Sure, humans selected for traits (consciously and not). But it may be that dogs are genetically predisposed to more rapid change:

As previously reported here. (Science Daily link in that post).

Thank you, Sailboat. I was pretty sure I remembered the gist of that show but was at work and wasn’t able to go googling around for a cite.

Hells yeah! Cheetah Cat would be awesome!

You might want to actually read Belyaev and his theories of domestication. Just cuz you read a recent National Geographic article doesn’t make you an expert.

That’s a pretty Ocicat.

:confused: The size of cats ranges from small kitties to lions that are bigger than any dogs.

:confused: Genes control the size of all animals, given adequate nutrition. The purpose of “experimentation with the breeding process” is to manipulate the genes, including those for size.
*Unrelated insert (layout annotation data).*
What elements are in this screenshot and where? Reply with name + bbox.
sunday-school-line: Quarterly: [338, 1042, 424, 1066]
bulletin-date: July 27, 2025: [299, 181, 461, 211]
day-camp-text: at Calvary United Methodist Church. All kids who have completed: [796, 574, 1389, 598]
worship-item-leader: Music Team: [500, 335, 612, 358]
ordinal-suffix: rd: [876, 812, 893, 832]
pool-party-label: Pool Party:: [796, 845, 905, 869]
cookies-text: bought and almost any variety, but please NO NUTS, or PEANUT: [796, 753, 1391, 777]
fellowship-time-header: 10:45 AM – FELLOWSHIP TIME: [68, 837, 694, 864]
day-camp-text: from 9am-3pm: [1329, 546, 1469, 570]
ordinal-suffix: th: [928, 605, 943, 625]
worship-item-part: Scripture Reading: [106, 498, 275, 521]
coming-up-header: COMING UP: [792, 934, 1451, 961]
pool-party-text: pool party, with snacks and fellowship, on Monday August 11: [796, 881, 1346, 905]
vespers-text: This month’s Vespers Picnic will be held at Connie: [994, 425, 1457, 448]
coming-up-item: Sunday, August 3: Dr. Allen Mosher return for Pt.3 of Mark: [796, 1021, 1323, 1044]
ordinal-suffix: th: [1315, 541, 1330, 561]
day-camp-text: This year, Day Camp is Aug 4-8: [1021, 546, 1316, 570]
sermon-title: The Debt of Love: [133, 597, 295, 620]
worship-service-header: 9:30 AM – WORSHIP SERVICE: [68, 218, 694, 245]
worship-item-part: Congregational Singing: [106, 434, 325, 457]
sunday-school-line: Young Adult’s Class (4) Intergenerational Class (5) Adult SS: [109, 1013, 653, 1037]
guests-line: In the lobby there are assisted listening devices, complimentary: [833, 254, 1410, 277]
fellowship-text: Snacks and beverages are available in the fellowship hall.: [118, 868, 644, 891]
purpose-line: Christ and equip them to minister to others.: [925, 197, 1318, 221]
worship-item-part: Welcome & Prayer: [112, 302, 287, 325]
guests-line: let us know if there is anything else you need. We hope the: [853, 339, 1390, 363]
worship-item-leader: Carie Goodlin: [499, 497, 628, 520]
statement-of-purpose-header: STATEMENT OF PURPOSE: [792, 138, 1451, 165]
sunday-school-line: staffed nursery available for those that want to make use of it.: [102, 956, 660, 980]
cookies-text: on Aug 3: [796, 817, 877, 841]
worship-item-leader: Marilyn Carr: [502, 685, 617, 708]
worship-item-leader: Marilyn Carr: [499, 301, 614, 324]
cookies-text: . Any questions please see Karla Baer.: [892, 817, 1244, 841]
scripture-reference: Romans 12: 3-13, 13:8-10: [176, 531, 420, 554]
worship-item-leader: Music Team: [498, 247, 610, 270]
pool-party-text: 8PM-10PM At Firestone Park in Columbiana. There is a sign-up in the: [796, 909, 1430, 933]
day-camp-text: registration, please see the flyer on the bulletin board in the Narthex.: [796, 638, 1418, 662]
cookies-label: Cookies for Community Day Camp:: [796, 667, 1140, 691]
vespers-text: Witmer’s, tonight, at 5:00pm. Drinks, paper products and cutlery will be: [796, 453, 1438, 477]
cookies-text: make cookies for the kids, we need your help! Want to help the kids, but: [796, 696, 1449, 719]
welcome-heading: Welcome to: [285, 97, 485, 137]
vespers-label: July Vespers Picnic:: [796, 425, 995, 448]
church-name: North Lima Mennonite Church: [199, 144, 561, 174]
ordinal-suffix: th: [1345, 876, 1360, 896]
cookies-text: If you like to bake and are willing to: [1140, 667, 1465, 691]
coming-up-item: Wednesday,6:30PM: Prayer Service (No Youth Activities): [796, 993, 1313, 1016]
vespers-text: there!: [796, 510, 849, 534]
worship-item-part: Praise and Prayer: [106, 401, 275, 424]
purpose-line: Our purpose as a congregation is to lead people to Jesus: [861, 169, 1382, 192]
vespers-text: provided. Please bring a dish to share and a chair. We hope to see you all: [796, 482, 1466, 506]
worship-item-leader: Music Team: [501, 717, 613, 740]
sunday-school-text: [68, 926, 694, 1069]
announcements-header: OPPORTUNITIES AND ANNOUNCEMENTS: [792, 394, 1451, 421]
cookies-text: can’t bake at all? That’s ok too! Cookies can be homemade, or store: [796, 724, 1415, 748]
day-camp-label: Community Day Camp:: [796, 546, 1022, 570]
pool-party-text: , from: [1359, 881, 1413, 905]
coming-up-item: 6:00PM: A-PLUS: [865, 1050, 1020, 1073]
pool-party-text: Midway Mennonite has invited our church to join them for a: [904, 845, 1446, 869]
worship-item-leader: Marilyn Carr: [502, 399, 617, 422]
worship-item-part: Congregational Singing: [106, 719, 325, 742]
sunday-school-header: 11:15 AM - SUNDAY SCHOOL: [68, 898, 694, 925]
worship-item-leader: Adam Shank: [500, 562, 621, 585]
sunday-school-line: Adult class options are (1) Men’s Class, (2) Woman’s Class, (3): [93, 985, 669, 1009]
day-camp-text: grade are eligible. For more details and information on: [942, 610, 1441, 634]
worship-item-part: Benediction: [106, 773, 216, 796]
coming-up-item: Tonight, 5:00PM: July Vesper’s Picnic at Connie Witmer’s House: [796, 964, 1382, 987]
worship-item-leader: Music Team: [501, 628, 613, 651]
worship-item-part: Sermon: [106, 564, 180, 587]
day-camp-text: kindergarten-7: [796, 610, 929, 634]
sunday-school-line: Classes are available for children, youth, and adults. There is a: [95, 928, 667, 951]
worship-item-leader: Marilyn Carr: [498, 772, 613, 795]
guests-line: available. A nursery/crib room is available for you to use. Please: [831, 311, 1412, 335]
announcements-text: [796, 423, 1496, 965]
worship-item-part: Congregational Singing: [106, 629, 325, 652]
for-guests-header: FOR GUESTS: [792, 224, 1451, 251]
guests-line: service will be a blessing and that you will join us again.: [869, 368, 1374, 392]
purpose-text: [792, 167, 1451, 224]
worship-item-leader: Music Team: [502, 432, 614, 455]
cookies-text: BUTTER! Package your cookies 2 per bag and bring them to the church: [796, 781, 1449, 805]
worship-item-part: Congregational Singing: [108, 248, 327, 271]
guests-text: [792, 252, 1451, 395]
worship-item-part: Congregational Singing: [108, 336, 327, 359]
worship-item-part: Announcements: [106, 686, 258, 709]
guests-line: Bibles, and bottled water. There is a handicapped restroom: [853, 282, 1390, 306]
I suppose cats have been less amenable to domestication and less trainable for tasks like guarding & herding, pulling sleds & fishing nets, etc. so you don’t see as large a size range in “house cats.”

They run from $500 to $22,000.

Savannah Cat

My dad has promised to get my son a dog…but after seeing these things…we’re hoping to persuade him to purchase us a (lower ‘breed’) cat.

And I hate cats. But these little hybrids are badass!

Yabbut lion=panthera leo and moggy=felis catus.. While all dogs, from the most neurotic Yorkie to Great Danes that would make Mr. Ed nervous, are canis lupus.